All of this activity seems to have been a buildup of pressure on the fault that was released from one part of it constantly in small but increasingly frequent quakes and when the pressure built to breaking a major quake happened on the next section over and stuck part of the fault. While not a quake storm it shows a lot of the features of a quake storm making me wonder that now that the Haiti portion of that fault has let go, where is the pressure building now?

Well this fault has a lot of activity to the eastern end. These small but frequent quakes relieve the stress there and it seems that while stress builds it clears away this pressure efficiently passing it to the western end of the fault. The next portion of the quake at Haiti has let go hopefully relieving the pressure there so we have to look further west. This puts us into the Jamaica and Cuba and out to the Cayman Islands, although I expect something closer to the east end of this range before the west end.

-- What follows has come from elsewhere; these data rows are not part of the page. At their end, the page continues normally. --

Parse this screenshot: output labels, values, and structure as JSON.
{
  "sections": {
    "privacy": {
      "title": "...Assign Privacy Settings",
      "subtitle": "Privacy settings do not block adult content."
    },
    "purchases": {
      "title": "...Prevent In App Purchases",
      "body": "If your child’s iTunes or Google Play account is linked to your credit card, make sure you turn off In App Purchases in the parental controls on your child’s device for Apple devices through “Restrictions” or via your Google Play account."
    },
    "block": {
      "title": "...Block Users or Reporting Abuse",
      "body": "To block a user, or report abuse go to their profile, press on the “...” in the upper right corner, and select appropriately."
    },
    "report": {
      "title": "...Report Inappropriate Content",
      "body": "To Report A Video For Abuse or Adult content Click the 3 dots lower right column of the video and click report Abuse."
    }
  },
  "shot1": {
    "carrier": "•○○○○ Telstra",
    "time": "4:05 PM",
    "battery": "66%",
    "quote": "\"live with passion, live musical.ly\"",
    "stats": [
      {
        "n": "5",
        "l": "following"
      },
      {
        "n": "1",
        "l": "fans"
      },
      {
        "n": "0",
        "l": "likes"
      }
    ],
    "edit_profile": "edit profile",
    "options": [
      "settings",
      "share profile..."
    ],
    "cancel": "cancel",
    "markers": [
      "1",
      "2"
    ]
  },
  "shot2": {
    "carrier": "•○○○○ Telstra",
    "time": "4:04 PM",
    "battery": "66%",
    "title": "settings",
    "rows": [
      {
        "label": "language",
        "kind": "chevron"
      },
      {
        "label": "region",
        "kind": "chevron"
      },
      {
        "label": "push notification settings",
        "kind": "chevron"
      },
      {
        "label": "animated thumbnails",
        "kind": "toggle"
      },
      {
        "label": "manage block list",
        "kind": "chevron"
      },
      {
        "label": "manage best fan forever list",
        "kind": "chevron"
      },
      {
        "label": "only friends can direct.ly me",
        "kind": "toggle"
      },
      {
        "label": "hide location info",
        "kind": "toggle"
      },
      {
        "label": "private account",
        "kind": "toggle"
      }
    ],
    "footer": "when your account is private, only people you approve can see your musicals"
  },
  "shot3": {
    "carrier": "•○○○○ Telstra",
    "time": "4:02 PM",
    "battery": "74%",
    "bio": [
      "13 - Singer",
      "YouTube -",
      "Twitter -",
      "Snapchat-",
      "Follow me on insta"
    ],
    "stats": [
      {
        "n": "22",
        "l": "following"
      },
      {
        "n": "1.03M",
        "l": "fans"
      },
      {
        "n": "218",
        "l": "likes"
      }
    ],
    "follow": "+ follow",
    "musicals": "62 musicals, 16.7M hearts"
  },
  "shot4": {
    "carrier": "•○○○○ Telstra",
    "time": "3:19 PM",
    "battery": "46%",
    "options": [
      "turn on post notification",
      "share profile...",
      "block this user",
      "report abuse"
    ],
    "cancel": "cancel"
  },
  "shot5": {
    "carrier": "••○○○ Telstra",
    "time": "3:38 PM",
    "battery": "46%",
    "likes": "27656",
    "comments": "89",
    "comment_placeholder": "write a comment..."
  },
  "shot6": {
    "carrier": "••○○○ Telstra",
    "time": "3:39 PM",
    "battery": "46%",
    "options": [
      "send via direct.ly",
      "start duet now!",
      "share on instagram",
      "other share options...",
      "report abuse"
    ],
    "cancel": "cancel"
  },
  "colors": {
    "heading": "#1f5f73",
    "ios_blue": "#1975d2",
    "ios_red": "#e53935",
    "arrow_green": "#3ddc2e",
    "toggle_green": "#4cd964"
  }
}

The fault here is actually a fault zone with major faults running parallel east to west with one fault north of the other, approximately one along the Cuba shore and the other hugging the north Jamaica shore. The Cuba fault has a small number of evenly spread quakes while the Jamaica fault has few sporadic faults and it is the extension of the fault that ruptured at Haiti. The Jamaica/Cuba section of the fault had 232 quakes in the time that the Puerto Rico/Dominica section had 10 thousand.

I expect that things will quiet down a bit at the east end of the zone, only 500+ last year and only 115 so far this year, so 1998 levels, then build again in a few years. This is a fault system to watch.